Moments later, news reports surfaced (and confirmed) that he was dead. He was only 46 years ago.
How could it happen?
It all seemed surreal……unfair…….cold even.
He was young and during his 1000 Days as President he had taken bold steps. 1963 was no different.
Although hesitant to support Civil Rights legislation, he relented because he saw a much larger moral issue…….separate and apart from partisan politics. Kennedy intoned:
The heart of the question is whether all Americans are to be afforded equal rights and equal opportunities, whether we are going to treat our fellow Americans as we want to be treated. If an American, because his skin is dark, cannot eat lunch in a restaurant open to the public, if he cannot send his children to the best public school available, if he cannot vote for the public officials who will represent him, if, in short, he cannot enjoy the full and free life which all of us want, then who among us would be content to have the color of his skin changed and stand in his place? Who among us would then be content with the counsels of patience and delay?
He had just stared down Soviet missiles in Cuba just a year before and that summer before his trip to Dallas, he spoke of a new era of peace with the Soviet Union at American University:
So let us not be blind to our differences, but let us also direct attention to our common interests and the means by which those differences can be resolved. And if we cannot end now our differences, at least we can help make the world safe for diversity. For in the final analysis, our most basic common link is that we all inhabit this small planet. We all breathe the same air. We all cherish our children's futures. And we are all mortal.
But a gunshot in Dallas silenced that hope…………..and that sense of eternal optimism.
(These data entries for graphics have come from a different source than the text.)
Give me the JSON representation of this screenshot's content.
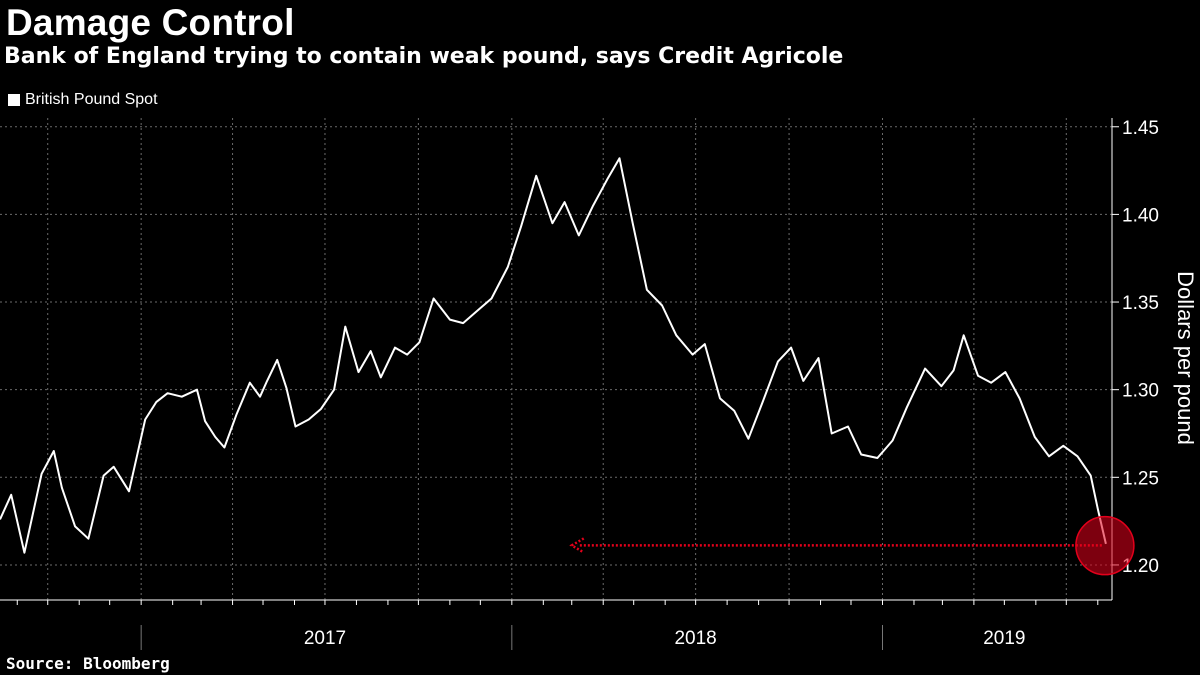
{
  "header": {
    "title": "Damage Control",
    "subtitle": "Bank of England trying to contain weak pound, says Credit Agricole"
  },
  "legend": {
    "label": "British Pound Spot"
  },
  "footer": {
    "source": "Source: Bloomberg"
  },
  "colors": {
    "background": "#000000",
    "line": "#ffffff",
    "annotation": "#e3001b",
    "grid": "#6b6b6b"
  },
  "chart_data": {
    "type": "line",
    "ylabel": "Dollars per pound",
    "ylim": [
      1.18,
      1.455
    ],
    "yticks": [
      1.2,
      1.25,
      1.3,
      1.35,
      1.4,
      1.45
    ],
    "ytick_labels": [
      "1.20",
      "1.25",
      "1.30",
      "1.35",
      "1.40",
      "1.45"
    ],
    "xlim": [
      "2016-08-15",
      "2019-08-15"
    ],
    "year_labels": [
      {
        "label": "2017",
        "at": "2017-07-01"
      },
      {
        "label": "2018",
        "at": "2018-07-01"
      },
      {
        "label": "2019",
        "at": "2019-05-01"
      }
    ],
    "year_boundaries": [
      "2017-01-01",
      "2018-01-01",
      "2019-01-01"
    ],
    "series": [
      {
        "name": "British Pound Spot",
        "x": [
          "2016-08-15",
          "2016-08-26",
          "2016-09-08",
          "2016-09-25",
          "2016-10-07",
          "2016-10-15",
          "2016-10-28",
          "2016-11-10",
          "2016-11-25",
          "2016-12-05",
          "2016-12-20",
          "2017-01-05",
          "2017-01-16",
          "2017-01-27",
          "2017-02-10",
          "2017-02-25",
          "2017-03-05",
          "2017-03-15",
          "2017-03-24",
          "2017-04-05",
          "2017-04-18",
          "2017-04-28",
          "2017-05-05",
          "2017-05-15",
          "2017-05-24",
          "2017-06-02",
          "2017-06-15",
          "2017-06-27",
          "2017-07-10",
          "2017-07-21",
          "2017-08-03",
          "2017-08-15",
          "2017-08-25",
          "2017-09-08",
          "2017-09-20",
          "2017-10-02",
          "2017-10-16",
          "2017-11-01",
          "2017-11-14",
          "2017-11-28",
          "2017-12-12",
          "2017-12-28",
          "2018-01-10",
          "2018-01-25",
          "2018-02-10",
          "2018-02-22",
          "2018-03-08",
          "2018-03-22",
          "2018-04-05",
          "2018-04-17",
          "2018-04-30",
          "2018-05-14",
          "2018-05-29",
          "2018-06-12",
          "2018-06-28",
          "2018-07-10",
          "2018-07-25",
          "2018-08-08",
          "2018-08-22",
          "2018-09-05",
          "2018-09-20",
          "2018-10-03",
          "2018-10-15",
          "2018-10-30",
          "2018-11-12",
          "2018-11-28",
          "2018-12-11",
          "2018-12-27",
          "2019-01-11",
          "2019-01-25",
          "2019-02-12",
          "2019-02-28",
          "2019-03-12",
          "2019-03-22",
          "2019-04-05",
          "2019-04-18",
          "2019-05-02",
          "2019-05-16",
          "2019-05-31",
          "2019-06-14",
          "2019-06-28",
          "2019-07-12",
          "2019-07-25",
          "2019-08-01",
          "2019-08-09"
        ],
        "y": [
          1.226,
          1.24,
          1.207,
          1.252,
          1.265,
          1.244,
          1.222,
          1.215,
          1.251,
          1.256,
          1.242,
          1.283,
          1.293,
          1.298,
          1.296,
          1.3,
          1.282,
          1.273,
          1.267,
          1.286,
          1.304,
          1.296,
          1.305,
          1.317,
          1.301,
          1.279,
          1.283,
          1.289,
          1.3,
          1.336,
          1.31,
          1.322,
          1.307,
          1.324,
          1.32,
          1.327,
          1.352,
          1.34,
          1.338,
          1.345,
          1.352,
          1.37,
          1.393,
          1.422,
          1.395,
          1.407,
          1.388,
          1.405,
          1.42,
          1.432,
          1.395,
          1.357,
          1.348,
          1.331,
          1.32,
          1.326,
          1.295,
          1.288,
          1.272,
          1.293,
          1.316,
          1.324,
          1.305,
          1.318,
          1.275,
          1.279,
          1.263,
          1.261,
          1.271,
          1.29,
          1.312,
          1.302,
          1.311,
          1.331,
          1.308,
          1.304,
          1.31,
          1.295,
          1.273,
          1.262,
          1.268,
          1.262,
          1.251,
          1.232,
          1.212
        ]
      }
    ],
    "annotation": {
      "type": "arrow",
      "from": "2019-08-05",
      "to": "2018-03-01",
      "y": 1.21,
      "circle_at": {
        "x": "2019-08-08",
        "y": 1.211
      }
    }
  }
}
Who was responsible? Was it Lee Oswald? Was the killing part of some grand conspiracy? Was it the Russians? The Cubans? Organized Crime? Was it those people in authority who felt threatened by the changes that he sought to bring?
Does it matter?
He was now gone. A nation was robbed of its young and energetic leader…..and a part of a generation’s soul and spirit went with him.
That fateful day in Dallas haunts us still as we, 50 years later, are still grappling with its legacy and still trying to imagine what the world would be like had he lived.
Dr. Brian Clardy is an Assistant Professor of History and Coordinator of Religious Studies at Murray State University. He is also the Wednesday night host of Cafe Jazz on WKMS.